神罰追加
トールは深刻な表情で
「僕の両親と姉様は軽い方です……問題は奴隷商を立ち上げたお祖母様です」
「……まだ居るんだな。是非見せてくれ」
俺の口が勝手に答える。サナーは楽しみで仕方ないようだ。
トールにより、古城の最上階へと案内され、階段を上がりきった瞬間には、もう空気が淀んでいた。これ……不味くないか?と俺が思っていると
トールが悲しげに
「優しかったお祖母様はもはや……」
「どうなっているんだ?」
俺の口が尋ねるがトールは首を横に振るだけだった。
古城の玉座の間らしき古びた金属扉がトールの手で押し開けられると、ゾワッとした感覚が全身に広がり、すぐにその原因を俺は理解する。
室内の二段高い位置に設置されたボロボロの玉座には、炎の様に激しく燃え盛る漆黒の人影が
「……フオオ……ヌオオオ……」
などと獣の声の様に不気味に呻きながら鎮座していた。俺の口が
「人の形を失ってるな……」
トールは悔しげに
「レアマイナススキルの……存在転換と雲散霧消が付いています……もうお祖母様は、消えているとスキル鑑定士の方が……」
俺の脚が勝手に動き近づきながら
「全然笑えんな……こりゃ本物の天罰だわ」
トールが慌てて引き留め
「近づいたら危険ですよ!」
俺の脚は勝手に近づいて行き段差を登り、なんと燃え盛り呻いている人影に触った。
「別に、何にもならないだろ?」
俺の手が人影に突っ込まれ左右に揺れる。確かに何もない。そう思った次の瞬間だった。
俺の口が歪み
「うおおおおお!吸い込まれるうううう!」
そう叫んでいた。特にそんな感じはしないので、何言ってんだサナー?と思っていると、人影が次第に少女の形ヘと変わっていき、何処かで見たような両サイドを縛った髪型のシルエットになっていく。すげー嫌な予感がする。怖いとか、恐ろしいとかじゃなくてすげー嫌な予感だ。残念ながら十秒後にはそれは現実となった……。

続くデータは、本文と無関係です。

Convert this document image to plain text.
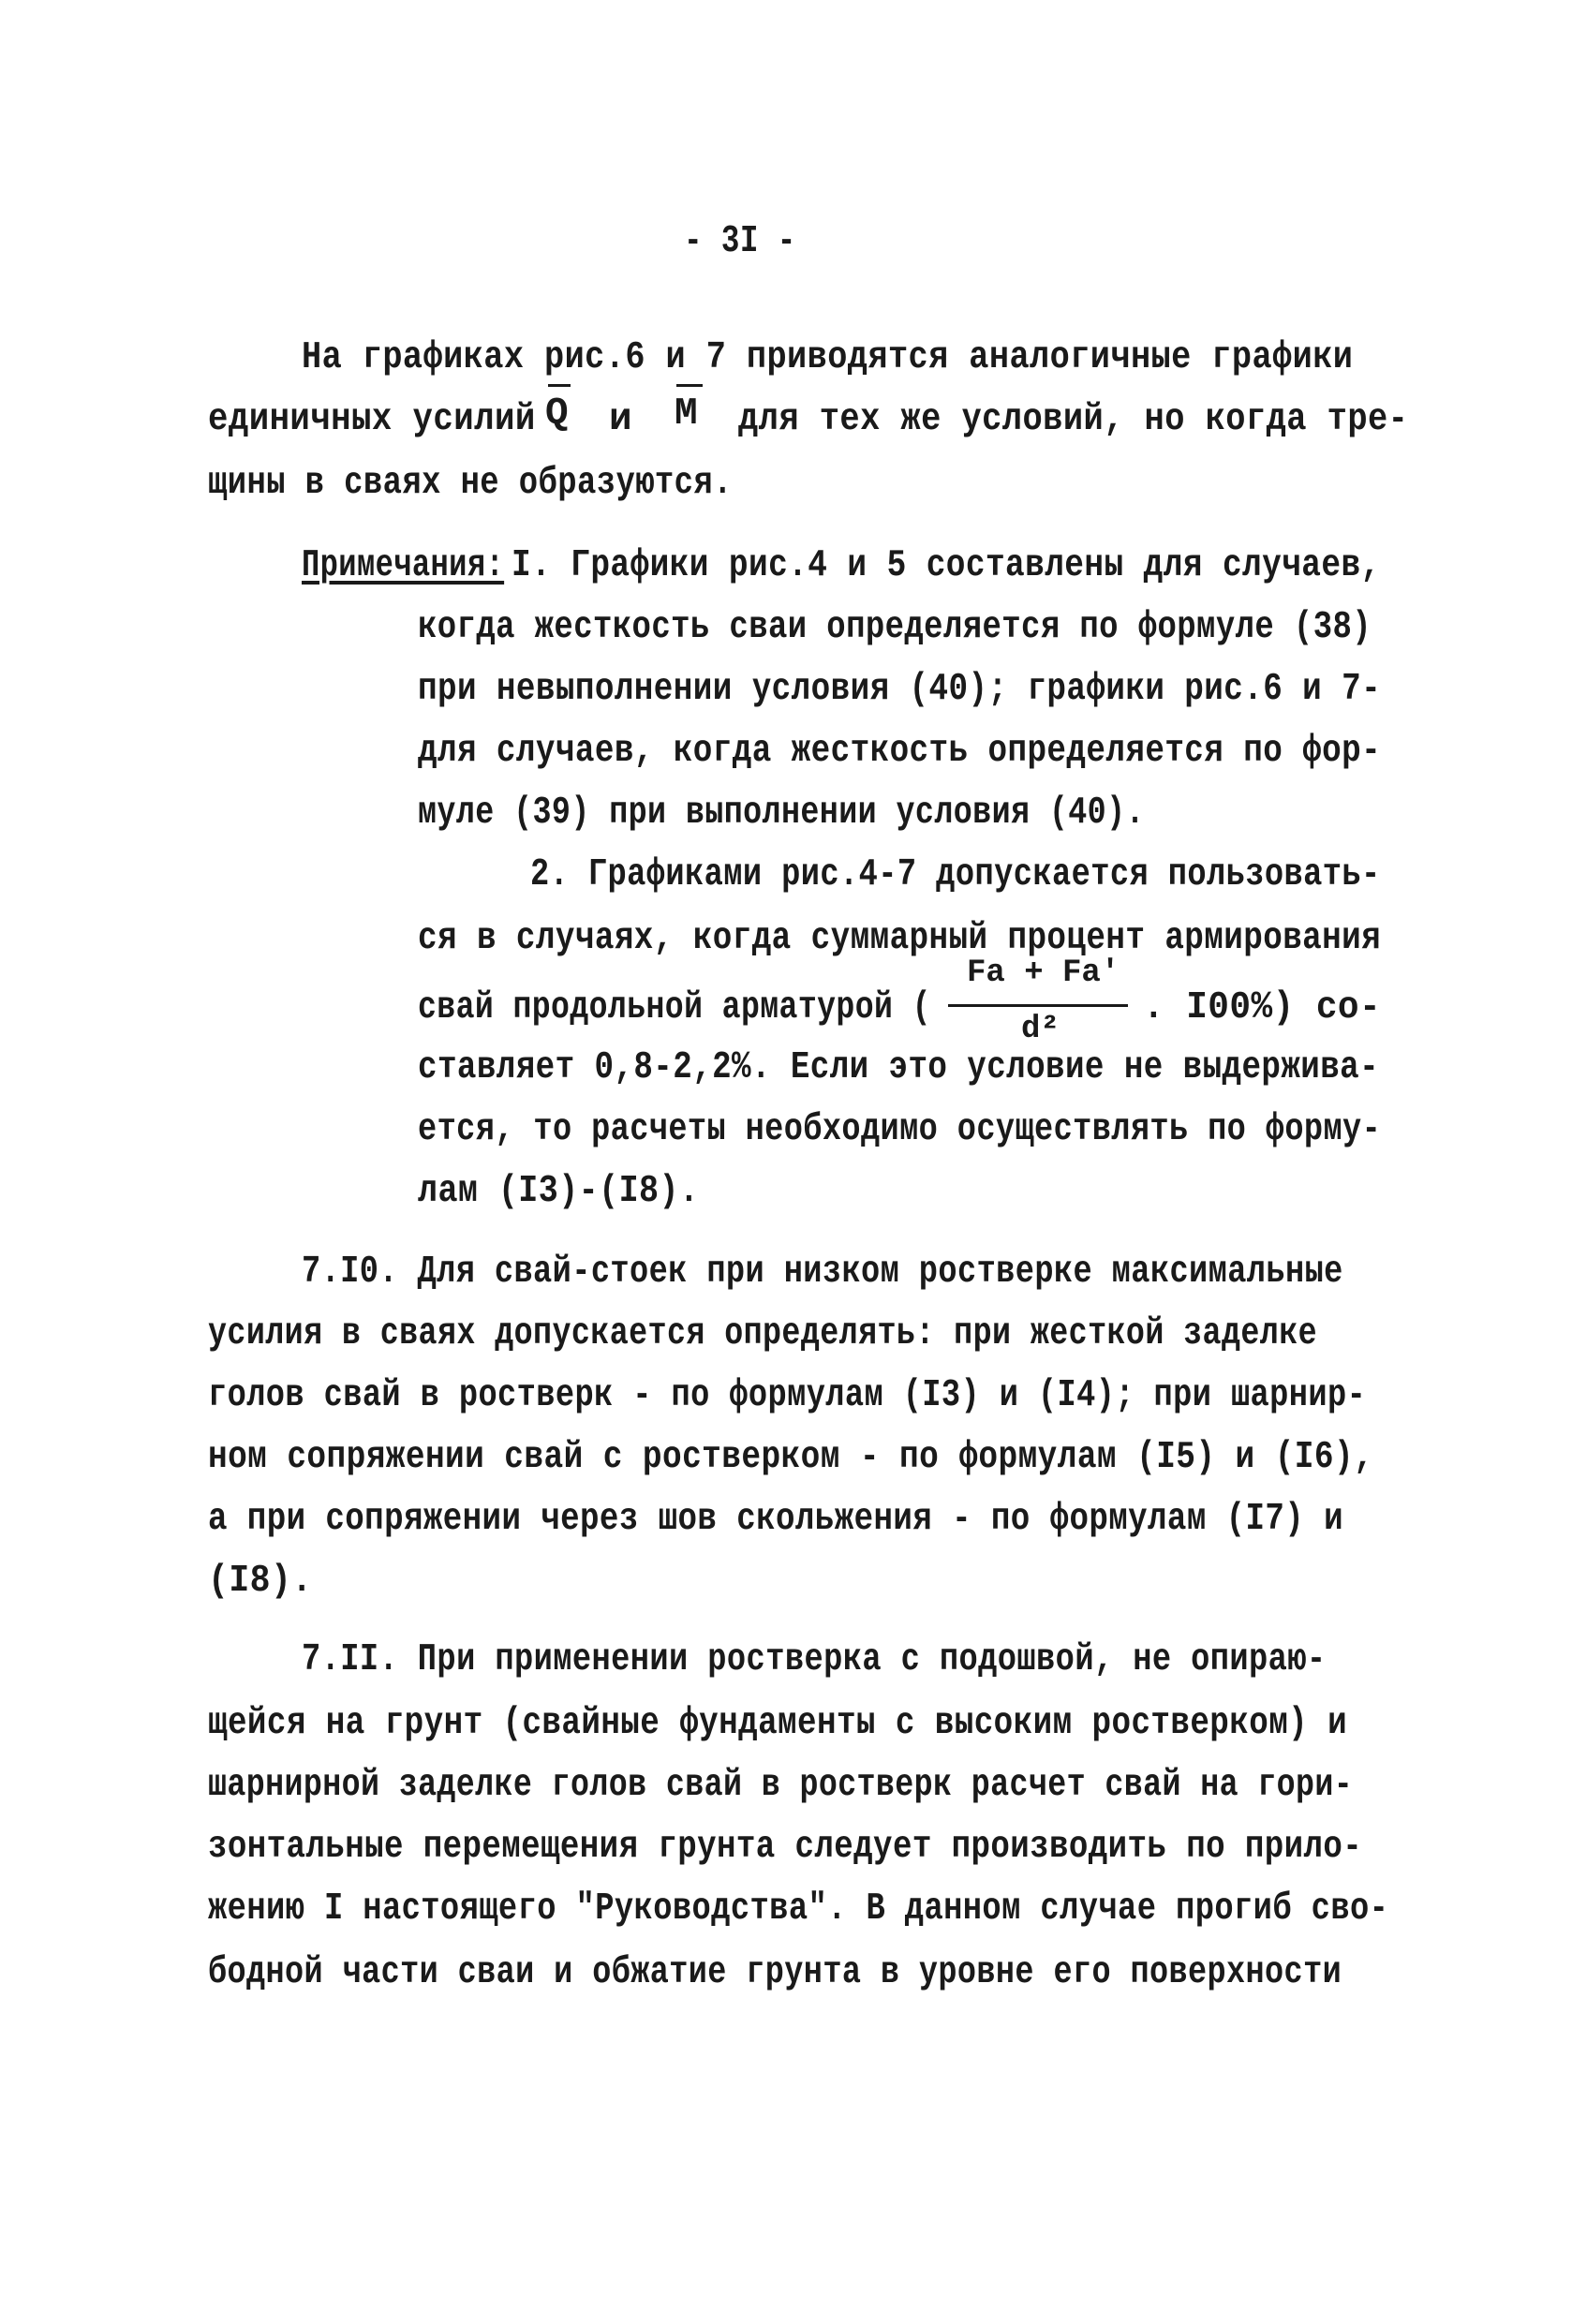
- 3I -
На графиках рис.6 и 7 приводятся аналогичные графики
единичных усилий Q и M для тех же условий, но когда тре-
щины в сваях не образуются.
Примечания: I. Графики рис.4 и 5 составлены для случаев,
когда жесткость сваи определяется по формуле (38)
при невыполнении условия (40); графики рис.6 и 7-
для случаев, когда жесткость определяется по фор-
муле (39) при выполнении условия (40).
2. Графиками рис.4-7 допускается пользовать-
ся в случаях, когда суммарный процент армирования
свай продольной арматурой (
Fa + Fa'
d² . I00%) со-
ставляет 0,8-2,2%. Если это условие не выдерживa-
ется, то расчеты необходимо осуществлять по форму-
лам (I3)-(I8).
7.I0. Для свай-стоек при низком ростверке максимальные
усилия в сваях допускается определять: при жесткой заделке
голов свай в ростверк - по формулам (I3) и (I4); при шарнир-
ном сопряжении свай с ростверком - по формулам (I5) и (I6),
а при сопряжении через шов скольжения - по формулам (I7) и
(I8).
7.II. При применении ростверка с подошвой, не опираю-
щейся на грунт (свайные фундаменты с высоким ростверком) и
шарнирной заделке голов свай в ростверк расчет свай на гори-
зонтальные перемещения грунта следует производить по прило-
жению I настоящего "Руководства". В данном случае прогиб сво-
бодной части сваи и обжатие грунта в уровне его поверхности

玉座に足を組んでふてぶてしく座る、黒装束を着たツインテール姿の少女……今、世界で一番見たくない形になっていく。
「世界よ!私は帰って来た!ふっふっふ!完璧な復活!完璧な計画通りっ!」
大げさに両腕を掲げて立ち上がる。
「何で帰って来ちゃったんですか……」
早すぎる帰還につい、そう言ってしまうと女神はニッコリ微笑んで
「サナーちゃんちょっと借りてるから」
意味が分からないことを言い、入口で呆然と見ているトールを指差し
「ズルはダメですねえ。ナラン君も手伝ったらダメよ」
そう言うと玉座から降りて、俺の手を引いてトールの方へと駆けて行き
「やっぱさあ、十八才未満が不幸になるとか私も駄目だと思ったわけですよ。でも……」
固まっているトールの額に手を当て
「根本的に何が悪いか永遠に分からなそうだし、大天使の無断利用と女神への不敬であなたにも神罰追加しちゃいまーす!反省してねえ」
虹色の光を当てるとまた俺の手を引き、近くの分厚い石壁を素手で軽く殴り壊し、背中に天使の羽根を生やすと俺ごと夕暮れの空へと飛び立った。